How To Capture, Analyze and Share What You Learn (and what your colleagues learn)
What you learn about your audiences is only valuable when you log, share and analyze it across your organization, in a way that’s easy to access and search.
Create, use and update regularly your robust contact database of records of your current network and prospects, where you can note all that you know.
Ask and train your colleagues to do the same. The more robust your insight into each person you’re hoping to engage, the greater your probability of doing so—if you base the form and focus of your outreach on these insights.

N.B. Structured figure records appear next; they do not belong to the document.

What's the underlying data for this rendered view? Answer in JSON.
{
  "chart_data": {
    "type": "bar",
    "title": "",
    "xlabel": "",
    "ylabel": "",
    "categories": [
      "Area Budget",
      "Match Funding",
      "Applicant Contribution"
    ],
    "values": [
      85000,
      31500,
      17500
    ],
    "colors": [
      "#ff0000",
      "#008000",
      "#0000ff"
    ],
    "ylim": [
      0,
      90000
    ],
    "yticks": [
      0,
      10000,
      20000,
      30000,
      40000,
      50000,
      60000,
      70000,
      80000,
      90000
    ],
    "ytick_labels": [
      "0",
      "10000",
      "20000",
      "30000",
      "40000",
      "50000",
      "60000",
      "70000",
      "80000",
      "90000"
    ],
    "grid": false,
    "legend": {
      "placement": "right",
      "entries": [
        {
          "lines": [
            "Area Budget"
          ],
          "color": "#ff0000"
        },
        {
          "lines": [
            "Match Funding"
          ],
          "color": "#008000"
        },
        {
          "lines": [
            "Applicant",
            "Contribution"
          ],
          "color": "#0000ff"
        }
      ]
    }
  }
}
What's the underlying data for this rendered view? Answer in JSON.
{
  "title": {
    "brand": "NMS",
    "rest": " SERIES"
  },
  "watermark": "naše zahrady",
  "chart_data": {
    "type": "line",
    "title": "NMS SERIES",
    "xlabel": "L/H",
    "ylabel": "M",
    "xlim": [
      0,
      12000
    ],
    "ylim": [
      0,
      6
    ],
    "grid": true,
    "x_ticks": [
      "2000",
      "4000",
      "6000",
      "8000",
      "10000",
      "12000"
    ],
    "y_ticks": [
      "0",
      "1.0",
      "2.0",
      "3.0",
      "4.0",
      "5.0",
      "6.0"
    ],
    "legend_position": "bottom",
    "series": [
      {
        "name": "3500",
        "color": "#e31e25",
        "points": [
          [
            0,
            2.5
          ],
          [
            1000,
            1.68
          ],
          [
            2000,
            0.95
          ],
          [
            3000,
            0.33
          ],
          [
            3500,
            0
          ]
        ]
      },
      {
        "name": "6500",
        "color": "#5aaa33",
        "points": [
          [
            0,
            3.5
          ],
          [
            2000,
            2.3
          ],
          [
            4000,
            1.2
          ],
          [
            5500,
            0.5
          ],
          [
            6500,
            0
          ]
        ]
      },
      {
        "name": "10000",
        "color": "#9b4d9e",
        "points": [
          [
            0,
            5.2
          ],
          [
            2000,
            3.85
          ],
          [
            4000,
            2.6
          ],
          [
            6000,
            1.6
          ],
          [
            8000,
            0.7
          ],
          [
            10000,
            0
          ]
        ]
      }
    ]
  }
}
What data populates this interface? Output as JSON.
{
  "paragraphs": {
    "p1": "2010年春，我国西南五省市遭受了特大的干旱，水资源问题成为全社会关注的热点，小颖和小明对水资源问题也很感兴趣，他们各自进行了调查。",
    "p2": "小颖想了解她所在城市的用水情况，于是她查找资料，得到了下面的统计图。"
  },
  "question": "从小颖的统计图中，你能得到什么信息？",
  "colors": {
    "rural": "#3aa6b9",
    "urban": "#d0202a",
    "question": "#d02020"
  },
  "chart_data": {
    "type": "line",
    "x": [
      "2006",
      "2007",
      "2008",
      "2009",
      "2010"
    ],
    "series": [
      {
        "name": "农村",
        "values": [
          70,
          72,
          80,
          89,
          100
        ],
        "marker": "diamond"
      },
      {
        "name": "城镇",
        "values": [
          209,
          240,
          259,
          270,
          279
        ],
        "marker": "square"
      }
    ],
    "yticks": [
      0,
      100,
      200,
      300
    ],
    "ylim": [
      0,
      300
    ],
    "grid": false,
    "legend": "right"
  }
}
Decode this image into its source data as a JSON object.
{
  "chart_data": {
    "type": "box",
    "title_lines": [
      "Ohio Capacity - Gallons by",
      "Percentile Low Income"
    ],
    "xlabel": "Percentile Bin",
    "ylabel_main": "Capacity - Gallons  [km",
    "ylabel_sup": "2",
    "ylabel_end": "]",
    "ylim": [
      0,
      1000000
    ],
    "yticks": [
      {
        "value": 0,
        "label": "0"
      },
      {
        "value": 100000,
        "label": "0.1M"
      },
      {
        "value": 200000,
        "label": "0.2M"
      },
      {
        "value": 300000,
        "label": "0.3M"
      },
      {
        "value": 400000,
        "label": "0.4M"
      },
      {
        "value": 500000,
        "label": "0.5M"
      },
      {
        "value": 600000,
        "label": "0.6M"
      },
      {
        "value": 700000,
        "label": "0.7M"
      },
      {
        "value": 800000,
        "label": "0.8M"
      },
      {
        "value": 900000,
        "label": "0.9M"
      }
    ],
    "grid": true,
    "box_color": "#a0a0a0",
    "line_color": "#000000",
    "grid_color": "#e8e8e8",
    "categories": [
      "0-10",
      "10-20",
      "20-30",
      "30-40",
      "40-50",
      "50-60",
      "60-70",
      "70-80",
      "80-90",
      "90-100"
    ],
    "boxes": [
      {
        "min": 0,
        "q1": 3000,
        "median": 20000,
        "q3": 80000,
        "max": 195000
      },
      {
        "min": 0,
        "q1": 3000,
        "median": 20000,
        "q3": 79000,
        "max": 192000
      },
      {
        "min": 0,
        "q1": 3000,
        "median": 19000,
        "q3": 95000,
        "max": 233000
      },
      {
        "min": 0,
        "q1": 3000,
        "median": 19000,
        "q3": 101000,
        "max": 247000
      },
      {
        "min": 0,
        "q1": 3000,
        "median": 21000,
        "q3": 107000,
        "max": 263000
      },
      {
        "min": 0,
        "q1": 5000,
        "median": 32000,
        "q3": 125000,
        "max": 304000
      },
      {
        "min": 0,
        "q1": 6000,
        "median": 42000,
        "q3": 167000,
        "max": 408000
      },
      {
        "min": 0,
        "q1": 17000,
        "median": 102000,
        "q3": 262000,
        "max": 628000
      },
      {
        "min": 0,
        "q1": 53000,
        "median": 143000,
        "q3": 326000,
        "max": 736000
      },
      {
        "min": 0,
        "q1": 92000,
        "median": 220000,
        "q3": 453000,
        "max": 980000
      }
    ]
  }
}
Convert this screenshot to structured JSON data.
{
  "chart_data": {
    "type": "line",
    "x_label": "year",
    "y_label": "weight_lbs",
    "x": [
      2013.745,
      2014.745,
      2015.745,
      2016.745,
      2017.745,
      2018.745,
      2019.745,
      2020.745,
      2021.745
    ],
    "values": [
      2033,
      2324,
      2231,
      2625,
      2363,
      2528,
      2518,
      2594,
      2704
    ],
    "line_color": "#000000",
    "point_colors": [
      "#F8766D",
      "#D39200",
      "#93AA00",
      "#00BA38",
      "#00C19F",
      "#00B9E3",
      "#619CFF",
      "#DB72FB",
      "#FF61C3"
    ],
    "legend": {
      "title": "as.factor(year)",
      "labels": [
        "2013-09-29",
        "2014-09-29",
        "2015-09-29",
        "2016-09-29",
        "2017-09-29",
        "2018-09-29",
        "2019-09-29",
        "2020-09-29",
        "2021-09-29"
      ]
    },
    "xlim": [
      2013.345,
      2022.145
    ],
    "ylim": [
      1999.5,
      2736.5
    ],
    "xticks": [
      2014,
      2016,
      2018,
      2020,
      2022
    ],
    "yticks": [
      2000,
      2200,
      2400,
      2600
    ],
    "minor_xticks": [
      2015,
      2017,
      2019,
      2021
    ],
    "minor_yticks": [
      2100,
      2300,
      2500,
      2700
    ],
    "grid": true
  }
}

How to Use the Personal to Get Relevant (A
1. Personalize messages and content to connect
Take the understanding you’ve gained to hone your messages or content as specifically as possible to each individual, as you would in a conversation.
- Your insights enable you to craft emotional messages—we respond first through the heart, then through the head; the right brain decides, the left brain justifies—which works only when you really understand whom you’re speaking with
- Focus on the sweet spot—the overlap of your audiences’ wants and values, and those of your organization—in your messaging
- Write short. Give your network only what they need to motivate them to act, and nothing more.
2. Use the tools now inexpensively available to match each name with the right call to action
Core tools include your database, a reputable and flexible email service which enable you fine-tune your outreach:
- Segment by interest or other dimensions of your audiences: Send email A to the group of donors new in the last 6 months who don’t do anything else with your organization, and email B to those who are also volunteers.
- Test what messages, look and feel, and formats work best for each audience group, using A & B versions. Use results to shape future outreach
- Analyze your website, email and social media usage stats.
3. Go where your audiences already are
As the number of channels or platforms increases, usage patterns diversify. You must track and analyze how your network is interacting with you to ensure you’re in the right place in the right way.
The core channels for every organization are your website, e-newsletter and other e-outreach, and a Facebook presence (which must be nurtured to be of any value at all). Beyond that, your channels depend on where your audiences are, online and offline.
One immediate priority is making your website and emails mobile device-friendly.
4. Stay consistent across channels
Make sure that your communications and conversations are recognizable in a flash across channels, offline and online. Consistent use of core messages and look and feel are cues to your audiences that your outreach is coming from your organization. That makes it easier for them to digest your content and act.
Inconsistency confuses, and confusion is one of the biggest barriers to attention and action.
Relevance Rules – What are Your Strategies?
I guarantee you that when you get personal to get relevant, you’ll engage more folks and strengthen existing relationships like you’ve never done before.
What are your strategies for getting to know your audiences, logging and managing those insights and putting them to work? Please share them here.